Offered for sale today is the first selection from the collection of my friend Eric Smith, who sadly passed away on 21 December 2008. Eric was not that well known in the medal world but he was a great enthusiast for the hobby and compiler of records.

His interests were many and varied, as his collection demonstrates, and includes World War II casualties, a fine series of George VI Naval LS & GC awards, Indian campaign medals to both soldiers and followers, medals to women and anything else that caught his eye.

Eric, born on 4 May 1928, was from south London and, after working as an office boy at the BBC during the latter years of the last War, joined the Royal Navy and saw active service off the coast of Palestine and also in the Suez Canal area. He remained an enthusiast of the navy for the rest of his life.

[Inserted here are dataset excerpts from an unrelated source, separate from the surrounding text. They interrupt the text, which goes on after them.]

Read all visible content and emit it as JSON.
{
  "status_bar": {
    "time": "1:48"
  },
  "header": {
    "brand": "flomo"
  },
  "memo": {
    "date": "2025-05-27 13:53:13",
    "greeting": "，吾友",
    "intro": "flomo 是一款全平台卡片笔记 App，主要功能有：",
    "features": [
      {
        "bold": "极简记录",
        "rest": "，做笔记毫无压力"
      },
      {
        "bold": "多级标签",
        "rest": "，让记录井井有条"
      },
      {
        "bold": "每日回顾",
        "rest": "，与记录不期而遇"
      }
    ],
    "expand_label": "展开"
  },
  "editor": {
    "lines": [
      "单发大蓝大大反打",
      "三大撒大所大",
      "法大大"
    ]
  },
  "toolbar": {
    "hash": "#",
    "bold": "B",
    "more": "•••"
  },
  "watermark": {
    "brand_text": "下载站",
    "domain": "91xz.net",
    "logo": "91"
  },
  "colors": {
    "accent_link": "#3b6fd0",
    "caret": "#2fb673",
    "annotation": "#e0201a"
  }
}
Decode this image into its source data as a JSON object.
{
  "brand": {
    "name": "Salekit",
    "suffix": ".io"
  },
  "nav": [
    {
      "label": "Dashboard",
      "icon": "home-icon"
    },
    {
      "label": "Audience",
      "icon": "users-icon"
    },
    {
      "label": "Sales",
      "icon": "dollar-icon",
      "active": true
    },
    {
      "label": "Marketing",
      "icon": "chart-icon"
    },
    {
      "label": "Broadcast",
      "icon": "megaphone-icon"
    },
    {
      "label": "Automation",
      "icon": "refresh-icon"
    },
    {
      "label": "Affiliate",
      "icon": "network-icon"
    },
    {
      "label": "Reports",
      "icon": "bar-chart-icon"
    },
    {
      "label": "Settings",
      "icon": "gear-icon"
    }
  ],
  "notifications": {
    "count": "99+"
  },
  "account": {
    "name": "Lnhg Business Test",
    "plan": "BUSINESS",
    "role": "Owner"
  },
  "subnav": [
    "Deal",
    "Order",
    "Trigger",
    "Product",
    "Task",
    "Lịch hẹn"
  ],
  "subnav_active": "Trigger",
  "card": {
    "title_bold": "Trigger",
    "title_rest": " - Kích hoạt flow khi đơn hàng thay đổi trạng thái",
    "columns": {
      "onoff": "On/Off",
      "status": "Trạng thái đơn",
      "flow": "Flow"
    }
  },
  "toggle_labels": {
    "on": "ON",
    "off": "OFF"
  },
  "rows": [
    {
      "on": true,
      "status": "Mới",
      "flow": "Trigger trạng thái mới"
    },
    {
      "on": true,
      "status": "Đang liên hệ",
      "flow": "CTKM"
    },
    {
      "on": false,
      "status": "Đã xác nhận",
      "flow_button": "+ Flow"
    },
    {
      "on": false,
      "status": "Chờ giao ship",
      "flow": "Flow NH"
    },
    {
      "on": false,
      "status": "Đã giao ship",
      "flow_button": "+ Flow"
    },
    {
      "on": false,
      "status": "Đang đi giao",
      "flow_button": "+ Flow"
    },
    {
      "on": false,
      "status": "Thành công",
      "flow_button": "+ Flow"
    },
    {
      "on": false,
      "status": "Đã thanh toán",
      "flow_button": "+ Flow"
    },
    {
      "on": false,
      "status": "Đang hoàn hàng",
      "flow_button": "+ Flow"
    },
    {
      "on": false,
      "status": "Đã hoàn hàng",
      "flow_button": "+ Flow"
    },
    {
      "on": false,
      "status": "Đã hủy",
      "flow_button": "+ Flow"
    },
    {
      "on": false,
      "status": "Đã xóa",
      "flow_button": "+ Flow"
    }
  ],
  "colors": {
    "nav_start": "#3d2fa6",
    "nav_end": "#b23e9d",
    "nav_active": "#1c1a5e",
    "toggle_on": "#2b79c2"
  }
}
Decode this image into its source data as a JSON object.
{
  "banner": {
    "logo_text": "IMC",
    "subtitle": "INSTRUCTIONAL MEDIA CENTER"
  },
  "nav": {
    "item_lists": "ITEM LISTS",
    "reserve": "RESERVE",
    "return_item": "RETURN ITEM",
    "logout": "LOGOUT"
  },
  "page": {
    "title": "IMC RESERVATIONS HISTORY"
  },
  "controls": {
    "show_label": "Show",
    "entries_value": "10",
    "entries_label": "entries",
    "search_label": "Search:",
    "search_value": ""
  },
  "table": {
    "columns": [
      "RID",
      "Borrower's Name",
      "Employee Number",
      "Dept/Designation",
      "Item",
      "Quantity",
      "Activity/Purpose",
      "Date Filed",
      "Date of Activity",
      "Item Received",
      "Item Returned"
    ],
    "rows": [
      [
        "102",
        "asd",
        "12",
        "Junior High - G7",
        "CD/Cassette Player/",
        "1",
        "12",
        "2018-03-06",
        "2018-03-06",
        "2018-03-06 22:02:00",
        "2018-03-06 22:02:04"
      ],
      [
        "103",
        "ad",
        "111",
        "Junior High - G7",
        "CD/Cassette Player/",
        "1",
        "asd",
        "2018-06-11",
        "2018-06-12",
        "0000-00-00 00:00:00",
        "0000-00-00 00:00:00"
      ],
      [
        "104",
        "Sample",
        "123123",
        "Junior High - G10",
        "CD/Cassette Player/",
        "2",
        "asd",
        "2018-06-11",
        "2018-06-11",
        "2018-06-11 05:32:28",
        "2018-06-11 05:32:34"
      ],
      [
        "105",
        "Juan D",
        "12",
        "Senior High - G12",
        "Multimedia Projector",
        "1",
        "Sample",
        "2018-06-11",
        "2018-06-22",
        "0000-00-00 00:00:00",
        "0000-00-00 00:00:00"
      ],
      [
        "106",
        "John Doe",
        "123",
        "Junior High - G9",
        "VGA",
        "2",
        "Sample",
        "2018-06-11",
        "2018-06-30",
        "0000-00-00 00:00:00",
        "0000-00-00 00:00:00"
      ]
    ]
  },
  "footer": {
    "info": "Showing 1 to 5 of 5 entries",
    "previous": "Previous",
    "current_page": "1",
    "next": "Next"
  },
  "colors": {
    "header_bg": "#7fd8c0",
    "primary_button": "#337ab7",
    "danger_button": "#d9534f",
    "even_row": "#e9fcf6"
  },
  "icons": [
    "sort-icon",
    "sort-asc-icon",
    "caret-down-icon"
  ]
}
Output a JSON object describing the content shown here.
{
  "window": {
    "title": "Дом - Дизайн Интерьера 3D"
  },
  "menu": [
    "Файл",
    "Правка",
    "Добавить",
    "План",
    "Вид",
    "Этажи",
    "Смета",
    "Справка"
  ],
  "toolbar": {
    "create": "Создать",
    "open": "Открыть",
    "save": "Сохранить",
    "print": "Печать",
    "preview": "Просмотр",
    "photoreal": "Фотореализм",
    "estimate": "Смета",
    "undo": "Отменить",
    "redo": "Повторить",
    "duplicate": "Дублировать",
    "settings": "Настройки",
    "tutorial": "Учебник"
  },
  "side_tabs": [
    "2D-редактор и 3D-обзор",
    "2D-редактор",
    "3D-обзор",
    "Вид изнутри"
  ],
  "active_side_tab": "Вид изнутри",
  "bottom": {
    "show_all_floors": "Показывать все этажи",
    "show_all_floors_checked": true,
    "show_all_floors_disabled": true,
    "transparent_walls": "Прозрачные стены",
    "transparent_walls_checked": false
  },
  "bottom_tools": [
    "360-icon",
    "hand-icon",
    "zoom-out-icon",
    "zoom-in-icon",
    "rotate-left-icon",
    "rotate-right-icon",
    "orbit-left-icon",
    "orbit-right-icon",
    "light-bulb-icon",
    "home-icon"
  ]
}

On leaving the service Eric trained as a draftsman and began a collection of militaria. By the 1960s he had moved to Cornwall and began work with English China Clays at St Austell, while his militaria collection started to focus on medals.

From an early point in his collecting life Eric was always interested in the man behind the medal. Researching was not an easy task in the 1960s or 1970s, so Eric began the mammoth task of compiling records of R.N. casualties. When I, as a young collector, first met Eric in the early 1980s in Plymouth, he already had all the casualty records for the R.N. from the Commonwealth War Graves Commission at home, copied and indexed. This, of course, meant he could look up a naval casualty long before the CWGC was online. As a result of his records Eric was a regular consultant for Navy News and several medal dealers of the time but remained uncredited for this. It was his way to help out.

Eric remained a collector till the last and instructed that this collection was to be sold off on his passing. His archive, however, has been presented to the Chatham Dockyard Historical Society where it may be consulted in due course; a very appropriate home for this one-time Chatham rating's life's work.

Eric leaves two sons and a daughter.